BrainG3N:面向可控3D脑MRI生成的双用途tokenizer
阅读原文· arxiv.org提出一种基于3D体素掩码自编码器(MAE)的tokenizer,用于3D脑MRI潜在扩散模型。编码器与解码器解耦:冻结的3D MAE编码器产生临床信息丰富的嵌入,专用CNN解码器从嵌入的线性投影重建体素。编码器在35,309个体积(来自18个公共队列,覆盖四种模态、十种疾病类别和200+采集站点)上预训练。在23任务线性探测基准上,编码器在21个任务上超越或匹配BrainIAC、BrainSegFounder、MedicalNet等SOTA模型。基于这些嵌入训练的扩散Transformer(DiT)支持跨六个变量的条件生成和患者特定纵向预测。
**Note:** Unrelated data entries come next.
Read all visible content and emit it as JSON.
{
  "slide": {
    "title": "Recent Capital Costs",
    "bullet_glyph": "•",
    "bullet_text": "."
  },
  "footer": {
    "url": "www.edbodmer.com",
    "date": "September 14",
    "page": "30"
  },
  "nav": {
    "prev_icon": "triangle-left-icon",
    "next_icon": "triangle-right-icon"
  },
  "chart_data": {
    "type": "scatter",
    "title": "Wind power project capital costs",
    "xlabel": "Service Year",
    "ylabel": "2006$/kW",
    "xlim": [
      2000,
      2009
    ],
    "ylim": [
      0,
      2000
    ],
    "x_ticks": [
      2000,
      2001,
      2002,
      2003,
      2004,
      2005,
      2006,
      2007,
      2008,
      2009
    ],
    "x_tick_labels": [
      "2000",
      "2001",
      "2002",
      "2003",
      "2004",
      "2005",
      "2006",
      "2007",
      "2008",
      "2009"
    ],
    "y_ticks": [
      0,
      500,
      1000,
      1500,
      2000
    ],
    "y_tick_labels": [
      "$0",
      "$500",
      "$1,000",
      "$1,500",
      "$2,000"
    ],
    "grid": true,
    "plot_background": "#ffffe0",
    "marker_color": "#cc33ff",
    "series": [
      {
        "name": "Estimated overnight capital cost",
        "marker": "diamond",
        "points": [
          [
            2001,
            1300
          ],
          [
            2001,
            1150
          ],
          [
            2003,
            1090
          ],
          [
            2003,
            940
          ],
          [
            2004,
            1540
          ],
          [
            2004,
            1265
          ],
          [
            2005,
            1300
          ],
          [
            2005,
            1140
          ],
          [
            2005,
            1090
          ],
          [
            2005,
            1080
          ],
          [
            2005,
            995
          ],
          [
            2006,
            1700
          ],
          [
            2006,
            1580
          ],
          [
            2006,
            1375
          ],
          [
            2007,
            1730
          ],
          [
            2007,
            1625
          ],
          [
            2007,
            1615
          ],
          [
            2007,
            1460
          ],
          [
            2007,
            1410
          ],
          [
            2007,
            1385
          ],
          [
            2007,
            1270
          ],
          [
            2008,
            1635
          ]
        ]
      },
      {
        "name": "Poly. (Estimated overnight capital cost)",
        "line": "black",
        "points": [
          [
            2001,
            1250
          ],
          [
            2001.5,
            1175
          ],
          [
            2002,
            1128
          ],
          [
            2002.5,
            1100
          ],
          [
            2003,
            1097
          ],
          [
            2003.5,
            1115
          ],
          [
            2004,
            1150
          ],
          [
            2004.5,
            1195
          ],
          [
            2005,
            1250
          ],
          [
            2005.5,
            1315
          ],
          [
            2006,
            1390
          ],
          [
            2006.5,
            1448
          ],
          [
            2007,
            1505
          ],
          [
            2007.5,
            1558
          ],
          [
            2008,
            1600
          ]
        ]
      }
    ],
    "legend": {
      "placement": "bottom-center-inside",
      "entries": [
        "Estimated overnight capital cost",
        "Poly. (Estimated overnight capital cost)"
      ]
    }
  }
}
Three-dimensional (3D) brain MRI is central to clinical neurology and neuro-oncology, where generative models could augment under-represented cohorts, simulate disease trajectories, and support privacy-preserving data sharing. Latent diffusion has been the go-to solution for modeling imaging data, but it places two competing demands on the tokenizer: encoder embeddings must retain the clinical information that downstream tasks act on, and the decoder must reconstruct anatomically faithful volumes. Existing reconstruction-driven tokenizers achieve the second at the expense of the first. To address this, we introduce a fully volumetric masked-autoencoder (MAE) based tokenizer for 3D brain MRI latent diffusion, decoupling encoder and decoder: a frozen 3D MAE encoder produces clinically informative embeddings, while a dedicated CNN decoder reconstructs voxels from a linear projection of those embeddings. We pretrain the encoder on 35,309 volumes from 18 public cohorts spanning four modalities, ten disease categories, and 200+ acquisition sites, and demonstrate its dual utility in two settings. First, on a 23-task linear-probing benchmark, the encoder outperforms or matches SOTA models (i.e., BrainIAC, BrainSegFounder, and MedicalNet) on 21 of 23 tasks. Second, a conditional diffusion transformer (DiT) trained on these clinically informative embeddings supports both conditional generation across six variables and patient-specific longitudinal forecasting. Together these results establish a single 3D brain-MRI embedding space capable of both downstream clinical tasks and controllable generation.